We asked Chief Gerald Pickering to return to the scene of the crime with us. Every time he drives through the Lake Road neighborhood he's taken back to Christmas Eve morning. "I still look at it tactically, you know thinking about how did the officers contain the situation?"
Snow covers up what's left of the burned out homes. Right in the middle, the home William Spengler set on fire. He then waited to kill first responders with an assault rifle. Pickering says they're tracking the other gun. "We're closing up a lot of loose ends at this time but truthfully we're still working with ATF to try and track the 38 handgun that Spengler had with him which is also the weapon we believe he took his life with."
Investigators think that's the gun Spengler shot his sister with. And they're checking reports she slept with the 38 by her pillow because she was afraid of him.
Pickering says one lesson he's learned is we need to do more to help the mentally ill. He believes that's what's behind recent threats that have come in since the Christmas Eve shootings. "One individual made threats, and again this is copy cats you know, if you think that was bad wait til you see what I'm gonna do. But again you know we take those in stride because it's not that uncommon for us to hear those threats in the law enforcement circles. Now for the Firefighters and ambulance people to hear those threats that's very disconcerting."
Pickering says more attention should have been paid to Spengler after he was released from prison for killing his grandmother with a hammer. "For some reason there wasn't a mechanism for us to continue watching him and monitoring him. And obviously he must have struggled with some mental illness and was a danger to himself and others and for the last 6 or 7 years no one was watching him. And that's something we definitely have to correct."
As for the Spengler house, the Webster Fire Association is working to obtain the site and turn it into memorial. "People don't want to forget. they want a permanent memorial. And whether this is the right location or not I know that is the direction the fire commissioners are looking at."

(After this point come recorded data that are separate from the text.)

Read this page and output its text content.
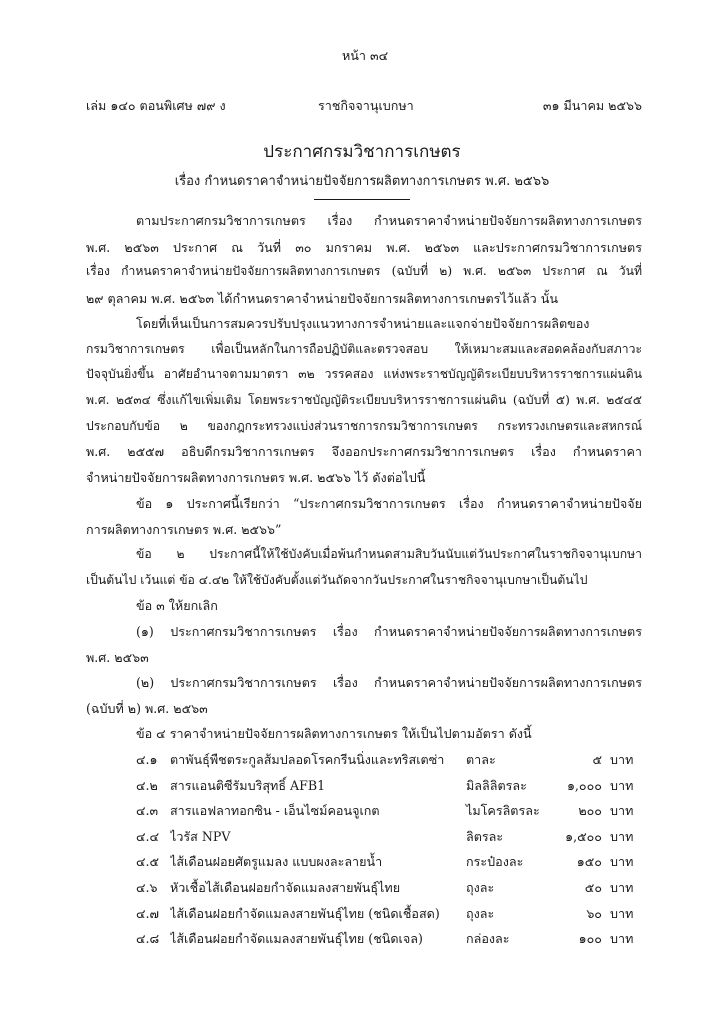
หน้า ๓๔
เล่ม ๑๔๐ ตอนพิเศษ ๗๙ ง	ราชกิจจานุเบกษา	๓๑ มีนาคม ๒๕๖๖
ประกาศกรมวิชาการเกษตร
เรื่อง กำหนดราคาจำหน่ายปัจจัยการผลิตทางการเกษตร พ.ศ. ๒๕๖๖
ตามประกาศกรมวิชาการเกษตร เรื่อง กำหนดราคาจำหน่ายปัจจัยการผลิตทางการเกษตร
พ.ศ. ๒๕๖๓ ประกาศ ณ วันที่ ๓๐ มกราคม พ.ศ. ๒๕๖๓ และประกาศกรมวิชาการเกษตร
เรื่อง กำหนดราคาจำหน่ายปัจจัยการผลิตทางการเกษตร (ฉบับที่ ๒) พ.ศ. ๒๕๖๓ ประกาศ ณ วันที่
๒๙ ตุลาคม พ.ศ. ๒๕๖๓ ได้กำหนดราคาจำหน่ายปัจจัยการผลิตทางการเกษตรไว้แล้ว นั้น
โดยที่เห็นเป็นการสมควรปรับปรุงแนวทางการจำหน่ายและแจกจ่ายปัจจัยการผลิตของ
กรมวิชาการเกษตร เพื่อเป็นหลักในการถือปฏิบัติและตรวจสอบ ให้เหมาะสมและสอดคล้องกับสภาวะ
ปัจจุบันยิ่งขึ้น อาศัยอำนาจตามมาตรา ๓๒ วรรคสอง แห่งพระราชบัญญัติระเบียบบริหารราชการแผ่นดิน
พ.ศ. ๒๕๓๔ ซึ่งแก้ไขเพิ่มเติม โดยพระราชบัญญัติระเบียบบริหารราชการแผ่นดิน (ฉบับที่ ๕) พ.ศ. ๒๕๔๕
ประกอบกับข้อ ๒ ของกฎกระทรวงแบ่งส่วนราชการกรมวิชาการเกษตร กระทรวงเกษตรและสหกรณ์
พ.ศ. ๒๕๕๗ อธิบดีกรมวิชาการเกษตร จึงออกประกาศกรมวิชาการเกษตร เรื่อง กำหนดราคา
จำหน่ายปัจจัยการผลิตทางการเกษตร พ.ศ. ๒๕๖๖ ไว้ ดังต่อไปนี้
ข้อ ๑ ประกาศนี้เรียกว่า “ประกาศกรมวิชาการเกษตร เรื่อง กำหนดราคาจำหน่ายปัจจัย
การผลิตทางการเกษตร พ.ศ. ๒๕๖๖”
ข้อ ๒ ประกาศนี้ให้ใช้บังคับเมื่อพ้นกำหนดสามสิบวันนับแต่วันประกาศในราชกิจจานุเบกษา
เป็นต้นไป เว้นแต่ ข้อ ๔.๔๒ ให้ใช้บังคับตั้งแต่วันถัดจากวันประกาศในราชกิจจานุเบกษาเป็นต้นไป
ข้อ ๓ ให้ยกเลิก
(๑) ประกาศกรมวิชาการเกษตร เรื่อง กำหนดราคาจำหน่ายปัจจัยการผลิตทางการเกษตร
พ.ศ. ๒๕๖๓
(๒) ประกาศกรมวิชาการเกษตร เรื่อง กำหนดราคาจำหน่ายปัจจัยการผลิตทางการเกษตร
(ฉบับที่ ๒) พ.ศ. ๒๕๖๓
ข้อ ๔ ราคาจำหน่ายปัจจัยการผลิตทางการเกษตร ให้เป็นไปตามอัตรา ดังนี้
๔.๑ ตาพันธุ์พืชตระกูลส้มปลอดโรคกรีนนิ่งและทริสเตซ่า	ตาละ	๕ บาท
๔.๒ สารแอนติซีรัมบริสุทธิ์ AFB1	มิลลิลิตรละ	๑,๐๐๐ บาท
๔.๓ สารแอฟลาทอกซิน - เอ็นไซม์คอนจูเกต	ไมโครลิตรละ	๒๐๐ บาท
๔.๔ ไวรัส NPV	ลิตรละ	๑,๕๐๐ บาท
๔.๕ ไส้เดือนฝอยศัตรูแมลง แบบผงละลายน้ำ	กระป๋องละ	๑๕๐ บาท
๔.๖ หัวเชื้อไส้เดือนฝอยกำจัดแมลงสายพันธุ์ไทย	ถุงละ	๕๐ บาท
๔.๗ ไส้เดือนฝอยกำจัดแมลงสายพันธุ์ไทย (ชนิดเชื้อสด)	ถุงละ	๖๐ บาท
๔.๘ ไส้เดือนฝอยกำจัดแมลงสายพันธุ์ไทย (ชนิดเจล)	กล่องละ	๑๐๐ บาท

People from all over the world HAVEN'T forgotten either. Cards and letters line the walls of the police station. Pickering just got a note from the daughter of an FBI agent murdered more than 30 years ago. "Her message is don't forget the families."
The Chief says we can't forget and must learn from what happened, so it doesn't happen again.
And let us not forget that Firefighters Joe Hofstetter and Ted Scardino were shot and injured. And Firefighter Tomasz Kaczowka and Webster Police Lieutenant and and Firefighter Mike Chiapperini were killed on Christmas Eve.